Since the court withdrew its prior ruling and substituted this one, it is as if the prior ruling was never issued. Since Adams graduated from the high school by the time the first court of appeals ruling was issued in August 2020, the case boiled down to the damages he was awarded for violation of his rights, and of course a warning to the school board that its policy was unlawful.
But because the court had to cut down its ruling to shed alternative equal protection holdings as well as the Title IX holding, the case becomes much less significant as a precedent. If the school board wants to exclude transgender boys from using the boys’ room, they could escape the July 14 ruling by changing their rule to apply to all transgender students, whether they transitioned before or after enrolling in the school district. One can easily see why Judge Martin’s reduced opinion (which preserves, almost verbatim, must of the text of the pertinent equal protection holding from the earlier opinion) escaped the hostile waters of en banc review in a Republican majority circuit with half the judges being Trump appointees. (Readers may recall that the Trump Administration formally rejected any protection for transgender students under Title IX, and was generally hostile to transgender identity, much less rights.)
The school district’s appeal to the 11th Circuit brought out a crush of amicus briefs on both sides of the case, including the right-wing culture warriors one would expect to find arrayed in such a battle. Although the school district loses to Mr. Adams, the question of Title IX is left unresolved for the 11th Circuit (Alabama, Florida, and Georgia), and the more expansive Equal Protection rulings from a year ago that rejected all the school board’s reasons for its policy now vanish from the case.
Chief Judge Pryor attached an angry dissent again to this new decision, but readers of his former dissent will find nothing new there. In fact, Judge Martin chides him for including the arguments he made against all the holdings of the prior opinion, since they are no longer relevant.

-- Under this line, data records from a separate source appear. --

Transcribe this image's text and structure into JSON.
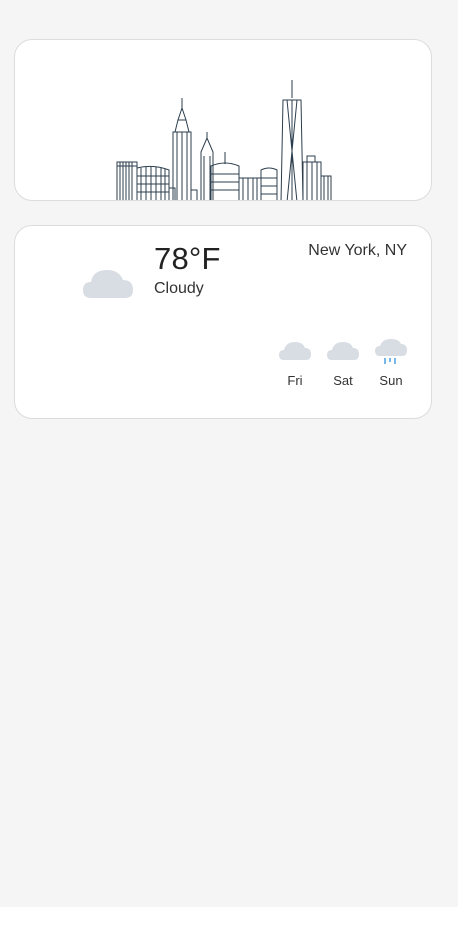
{
  "skyline_card": {
    "image_icon": "new-york-skyline-illustration"
  },
  "weather": {
    "current": {
      "temperature": "78°F",
      "condition": "Cloudy",
      "icon": "cloud-icon"
    },
    "location": "New York, NY",
    "forecast": [
      {
        "day": "Fri",
        "icon": "cloud-icon"
      },
      {
        "day": "Sat",
        "icon": "cloud-icon"
      },
      {
        "day": "Sun",
        "icon": "rain-cloud-icon"
      }
    ]
  },
  "colors": {
    "background": "#f5f5f5",
    "card": "#ffffff",
    "cloud": "#d8dce3",
    "rain": "#4a9fe0",
    "skyline_stroke": "#2c3e4c"
  }
}
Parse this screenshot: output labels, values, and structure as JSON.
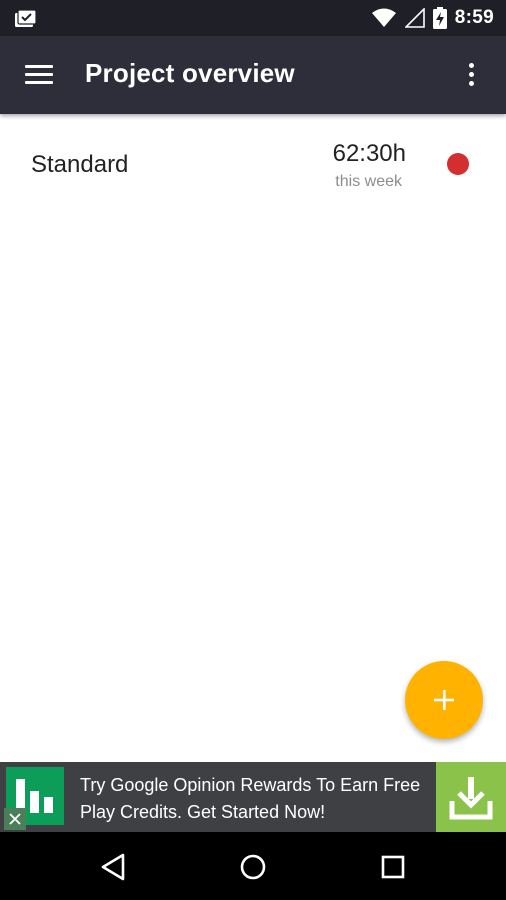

To Chief Judge Pryor, once a girl, always a girl, so Adams is just a girl dressing as a boy who shouldn’t be in the boys’ room, since his very presence violates the sacred right of privacy. And a regulation by the US Department of Education, which nobody questions in this case, says that schools may have separate restroom facilities for males and females. Adams accepts that but insists he should be treated as male. No matter to Chief Judge Pryor that not one boy at Nease High School raised any complaint about finding Adams in the boys’ room. From his perspective, one suspects, teenage boys would not be bothered by Adams using the boys’ room, since he is going into a closed stall before relieving himself. What obsessed Pryor (and obsesses the culture warriors on that side of the issue) is the idea of a transgender girl (who they would deem to be a boy dressing as a girl) going into the girl’s room and sexually assaulting the girls in there. Although there is no evidence in any case that has been litigated on this issue that transgender girls are doing this, Pryor and his ilk argue that any boy wanting to get in the girls’ room can just proclaim himself a girl and waltz right in there.
Meanwhile, numerous school districts all around the country have responded to this issue by allowing transgender students to use facilities consistent with their gender identity, and there are no reported cases of anybody being assaulted in restrooms or locker rooms as a result.